Martin Banks

IT hosts move into high-end society

Once seen as a niche service for smaller firms, hosted software is now becoming more mainstream

Martin Banks

Microsoft recently announced that it will launch an online customer relationship management (CRM) service next year. The new venture may be bad news for current CRM specialists, but if they want to look on the bright side it also suggests that demand for hosted systems is growing.

NetSuite and Salesforce.com are the current leaders in hosted applications. And NetSuite, in particular, may benefit from Microsoft’s announcement, which can be interpreted as an important endorsement of hosted systems. This may be good news for NetSuite and its share price as the company is currently planning its initial public offering on the US stock markets.

So what does Microsoft see in this market? Well, it must see the possibility of generating substantial revenues – enough to make it move away from its traditional business model of selling product licences up-front.

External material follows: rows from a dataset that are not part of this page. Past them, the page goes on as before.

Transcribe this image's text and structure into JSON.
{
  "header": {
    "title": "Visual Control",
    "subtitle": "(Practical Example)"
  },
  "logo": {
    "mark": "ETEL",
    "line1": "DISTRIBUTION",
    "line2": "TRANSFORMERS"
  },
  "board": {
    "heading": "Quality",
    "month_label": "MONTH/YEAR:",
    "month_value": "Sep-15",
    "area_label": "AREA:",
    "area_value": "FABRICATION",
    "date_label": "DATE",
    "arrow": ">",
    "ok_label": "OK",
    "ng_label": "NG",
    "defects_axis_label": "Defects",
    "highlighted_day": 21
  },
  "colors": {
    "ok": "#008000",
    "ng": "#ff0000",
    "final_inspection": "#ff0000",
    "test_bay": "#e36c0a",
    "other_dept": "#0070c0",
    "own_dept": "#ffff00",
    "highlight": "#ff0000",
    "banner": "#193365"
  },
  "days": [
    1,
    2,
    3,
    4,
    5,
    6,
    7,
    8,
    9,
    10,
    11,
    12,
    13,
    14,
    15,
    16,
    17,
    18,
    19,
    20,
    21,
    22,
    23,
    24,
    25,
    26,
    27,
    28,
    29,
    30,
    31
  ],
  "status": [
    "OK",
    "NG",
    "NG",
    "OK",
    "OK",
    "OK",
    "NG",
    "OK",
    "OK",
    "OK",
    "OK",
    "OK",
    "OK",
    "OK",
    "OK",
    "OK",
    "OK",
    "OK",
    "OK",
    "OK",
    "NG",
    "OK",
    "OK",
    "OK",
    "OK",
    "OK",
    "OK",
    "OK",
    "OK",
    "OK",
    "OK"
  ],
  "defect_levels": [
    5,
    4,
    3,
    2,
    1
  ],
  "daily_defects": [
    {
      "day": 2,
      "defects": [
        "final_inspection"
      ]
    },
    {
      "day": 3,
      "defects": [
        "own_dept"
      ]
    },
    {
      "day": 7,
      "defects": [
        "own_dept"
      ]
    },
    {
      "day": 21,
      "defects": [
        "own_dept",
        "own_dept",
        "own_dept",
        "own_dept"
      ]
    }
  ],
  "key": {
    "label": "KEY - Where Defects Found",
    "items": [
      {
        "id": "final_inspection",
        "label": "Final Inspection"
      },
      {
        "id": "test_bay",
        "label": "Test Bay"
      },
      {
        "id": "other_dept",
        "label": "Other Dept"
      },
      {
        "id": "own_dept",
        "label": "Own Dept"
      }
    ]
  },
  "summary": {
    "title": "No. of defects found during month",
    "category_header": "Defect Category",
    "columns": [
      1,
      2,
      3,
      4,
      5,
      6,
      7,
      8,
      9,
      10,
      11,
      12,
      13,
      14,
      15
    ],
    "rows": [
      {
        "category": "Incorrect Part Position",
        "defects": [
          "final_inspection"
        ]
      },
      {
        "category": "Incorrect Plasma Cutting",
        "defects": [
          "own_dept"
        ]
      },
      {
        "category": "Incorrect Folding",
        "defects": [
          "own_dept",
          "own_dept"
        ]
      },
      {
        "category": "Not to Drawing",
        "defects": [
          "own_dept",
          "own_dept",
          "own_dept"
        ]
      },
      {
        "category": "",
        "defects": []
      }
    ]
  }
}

Meanwhile, the trend for hosted systems is growing. NetSuite recently announced an expanded contract with Carphone Warehouse, increasing the number of seats it supports to around 2,000. This may indicate how the broader market for hosted applications will develop.

Many people assume that hosted applications are targeted squarely at small and medium-sized enterprises (SMEs), rather than the largest corporates. And clearly SMEs are important customers. But Carphone Warehouse is a very large firm – a FTSE 250 company with a turnover topping £3bn. It could afford to deploy an in-house CRM system if it wanted to, but it clearly considers a hosted system is a sufficiently reliable and cost-effective alternative. And if this model is suitable for CRM, hosted systems might also prove suitable for other applications and services.

Hosted offerings are likely to be used for more and more purposes. They are already showing strongly in the SME market, where companies want to off-load some IT management tasks. And more services could soon be packaged up and outsourced in the same way – for large enterprises as well as smaller ones.

Microsoft is potentially one of the biggest service providers of them all, and is already beta testing its Windows Live project, which could pave the way for online versions of its Office suite.

Meanwhile, Google recently began public beta testing of its online spreadsheet. Behind Google’s neat and tidy front page there are a huge number of experimental projects of this sort.

In the UK, BT hosts broadband customers’ email on Microsoft Exchange servers. And, of course, a number of smaller service providers such as MyOffice.net offer a range of online applications, including email, contacts and calendaring.

Such offerings could find a sizeable market and may also threaten Microsoft’s traditional shrink-wrapped software.